„Wenn’se nach Berlin reinkommen, gleich links“ – so beschrieb Max Liebermann Gästen den Weg zu seinem Wohnhaus am Pariser Platz. Im zweiten Weltkrieg vollständig zerstört, wurde das Max Liebermann Haus in den 1990ern wieder aufgebaut und ist heute Sitz der Stiftung Brandenburger Tor. Mit ihrer Dokumentation Liebermanns Welt erinnert die Stiftung Brandenburger Tor nun an das bewegte Leben von Max Liebermann (1847-1935) und seiner Familie.

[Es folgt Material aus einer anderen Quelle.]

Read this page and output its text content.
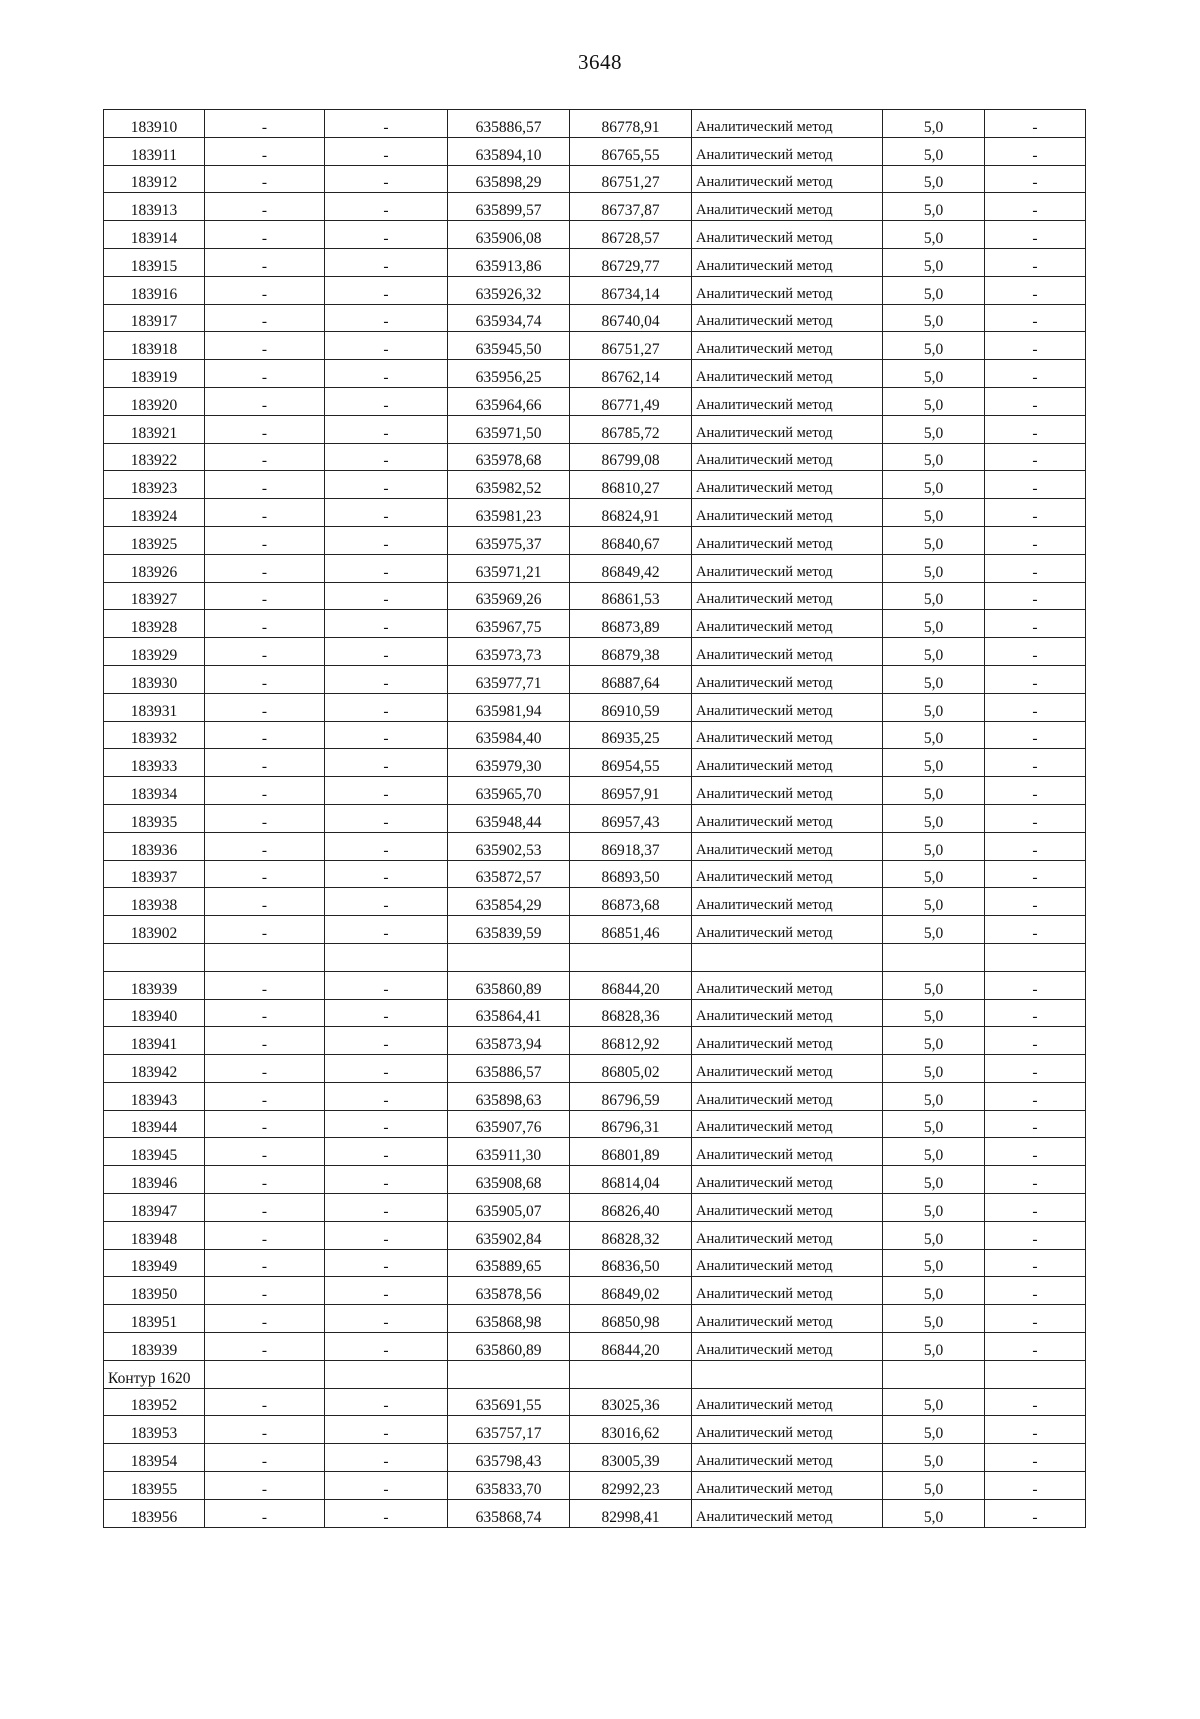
3648
183910	-	-	635886,57	86778,91	Аналитический метод	5,0	-
183911	-	-	635894,10	86765,55	Аналитический метод	5,0	-
183912	-	-	635898,29	86751,27	Аналитический метод	5,0	-
183913	-	-	635899,57	86737,87	Аналитический метод	5,0	-
183914	-	-	635906,08	86728,57	Аналитический метод	5,0	-
183915	-	-	635913,86	86729,77	Аналитический метод	5,0	-
183916	-	-	635926,32	86734,14	Аналитический метод	5,0	-
183917	-	-	635934,74	86740,04	Аналитический метод	5,0	-
183918	-	-	635945,50	86751,27	Аналитический метод	5,0	-
183919	-	-	635956,25	86762,14	Аналитический метод	5,0	-
183920	-	-	635964,66	86771,49	Аналитический метод	5,0	-
183921	-	-	635971,50	86785,72	Аналитический метод	5,0	-
183922	-	-	635978,68	86799,08	Аналитический метод	5,0	-
183923	-	-	635982,52	86810,27	Аналитический метод	5,0	-
183924	-	-	635981,23	86824,91	Аналитический метод	5,0	-
183925	-	-	635975,37	86840,67	Аналитический метод	5,0	-
183926	-	-	635971,21	86849,42	Аналитический метод	5,0	-
183927	-	-	635969,26	86861,53	Аналитический метод	5,0	-
183928	-	-	635967,75	86873,89	Аналитический метод	5,0	-
183929	-	-	635973,73	86879,38	Аналитический метод	5,0	-
183930	-	-	635977,71	86887,64	Аналитический метод	5,0	-
183931	-	-	635981,94	86910,59	Аналитический метод	5,0	-
183932	-	-	635984,40	86935,25	Аналитический метод	5,0	-
183933	-	-	635979,30	86954,55	Аналитический метод	5,0	-
183934	-	-	635965,70	86957,91	Аналитический метод	5,0	-
183935	-	-	635948,44	86957,43	Аналитический метод	5,0	-
183936	-	-	635902,53	86918,37	Аналитический метод	5,0	-
183937	-	-	635872,57	86893,50	Аналитический метод	5,0	-
183938	-	-	635854,29	86873,68	Аналитический метод	5,0	-
183902	-	-	635839,59	86851,46	Аналитический метод	5,0	-

183939	-	-	635860,89	86844,20	Аналитический метод	5,0	-
183940	-	-	635864,41	86828,36	Аналитический метод	5,0	-
183941	-	-	635873,94	86812,92	Аналитический метод	5,0	-
183942	-	-	635886,57	86805,02	Аналитический метод	5,0	-
183943	-	-	635898,63	86796,59	Аналитический метод	5,0	-
183944	-	-	635907,76	86796,31	Аналитический метод	5,0	-
183945	-	-	635911,30	86801,89	Аналитический метод	5,0	-
183946	-	-	635908,68	86814,04	Аналитический метод	5,0	-
183947	-	-	635905,07	86826,40	Аналитический метод	5,0	-
183948	-	-	635902,84	86828,32	Аналитический метод	5,0	-
183949	-	-	635889,65	86836,50	Аналитический метод	5,0	-
183950	-	-	635878,56	86849,02	Аналитический метод	5,0	-
183951	-	-	635868,98	86850,98	Аналитический метод	5,0	-
183939	-	-	635860,89	86844,20	Аналитический метод	5,0	-
Контур 1620							
183952	-	-	635691,55	83025,36	Аналитический метод	5,0	-
183953	-	-	635757,17	83016,62	Аналитический метод	5,0	-
183954	-	-	635798,43	83005,39	Аналитический метод	5,0	-
183955	-	-	635833,70	82992,23	Аналитический метод	5,0	-
183956	-	-	635868,74	82998,41	Аналитический метод	5,0	-
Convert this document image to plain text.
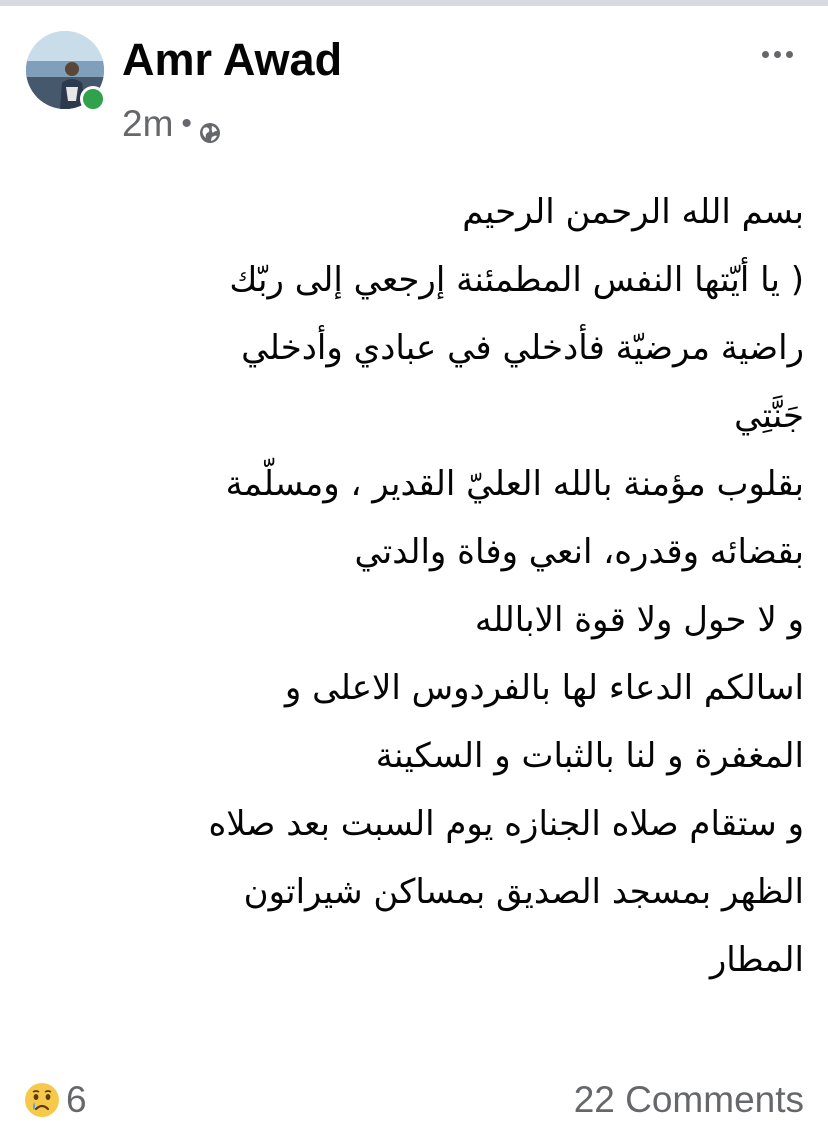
Amr Awad
2m •

بسم الله الرحمن الرحيم

( يا أيّتها النفس المطمئنة إرجعي إلى ربّك

راضية مرضيّة فأدخلي في عبادي وأدخلي

جَنَّتِي

بقلوب مؤمنة بالله العليّ القدير ، ومسلّمة

بقضائه وقدره، انعي وفاة والدتي

و لا حول ولا قوة الابالله

اسالكم الدعاء لها بالفردوس الاعلى و

المغفرة و لنا بالثبات و السكينة

و ستقام صلاه الجنازه يوم السبت بعد صلاه

الظهر بمسجد الصديق بمساكن شيراتون

المطار

6	22 Comments
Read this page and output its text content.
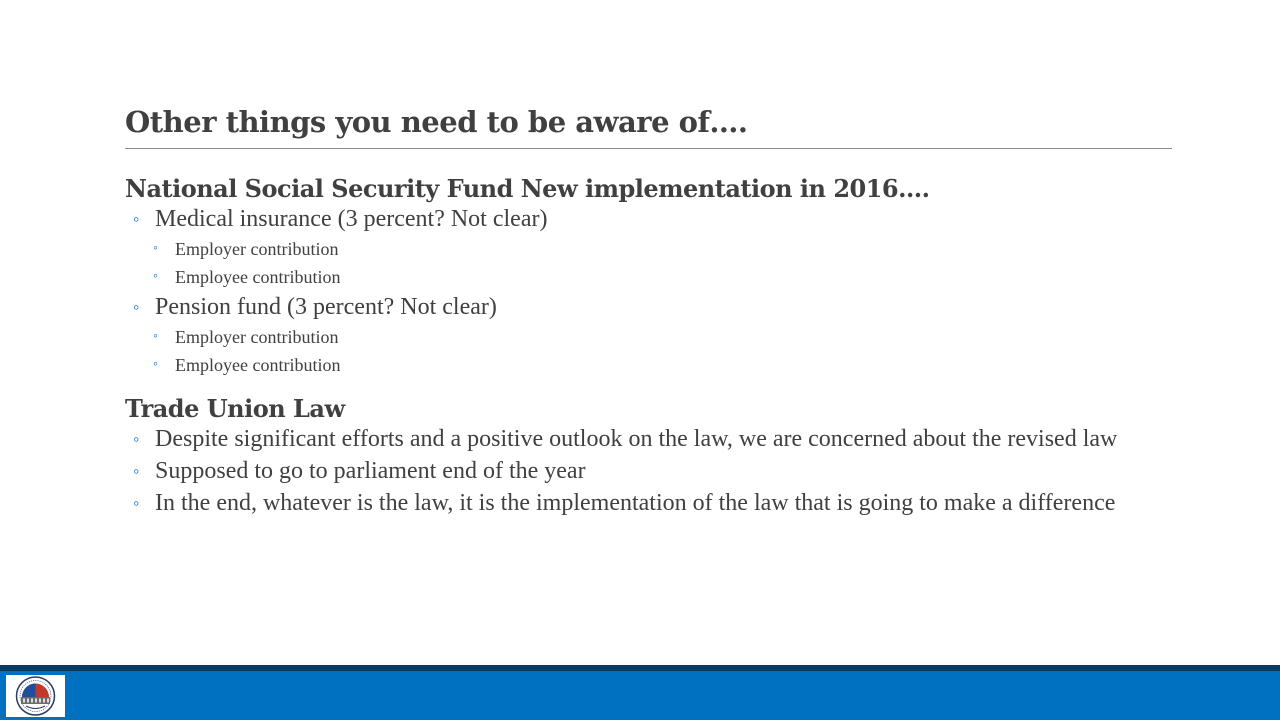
Other things you need to be aware of….
National Social Security Fund New implementation in 2016….
◦ Medical insurance (3 percent? Not clear)
◦ Employer contribution
◦ Employee contribution
◦ Pension fund (3 percent? Not clear)
◦ Employer contribution
◦ Employee contribution
Trade Union Law
◦ Despite significant efforts and a positive outlook on the law, we are concerned about the revised law
◦ Supposed to go to parliament end of the year
◦ In the end, whatever is the law, it is the implementation of the law that is going to make a difference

Zu Beginn seiner Künstlerlaufbahn verfemt als „Maler des Häßlichen“ und „Armeleutemaler“, entwickelte sich Max Liebermann um 1900 zum erfolgreichsten Vertreter und Unterstützer moderner Kunst in Deutschland. Gründungsmitglied der Berliner Secession, Präsident der Berliner Akademie der Künste, Porträtist der bürgerlichen Elite des Deutschen Kaiserreichs und der Weimarer Republik ­– die Dokumentation Liebermanns Welt blickt auf die Höhepunkte im Leben Max Liebermanns zurück. Ebenso erinnert die Stiftung Brandenburger Tor an das tragische Schicksal der Familie Liebermann nach der Machtergreifung der Nationalsozialisten.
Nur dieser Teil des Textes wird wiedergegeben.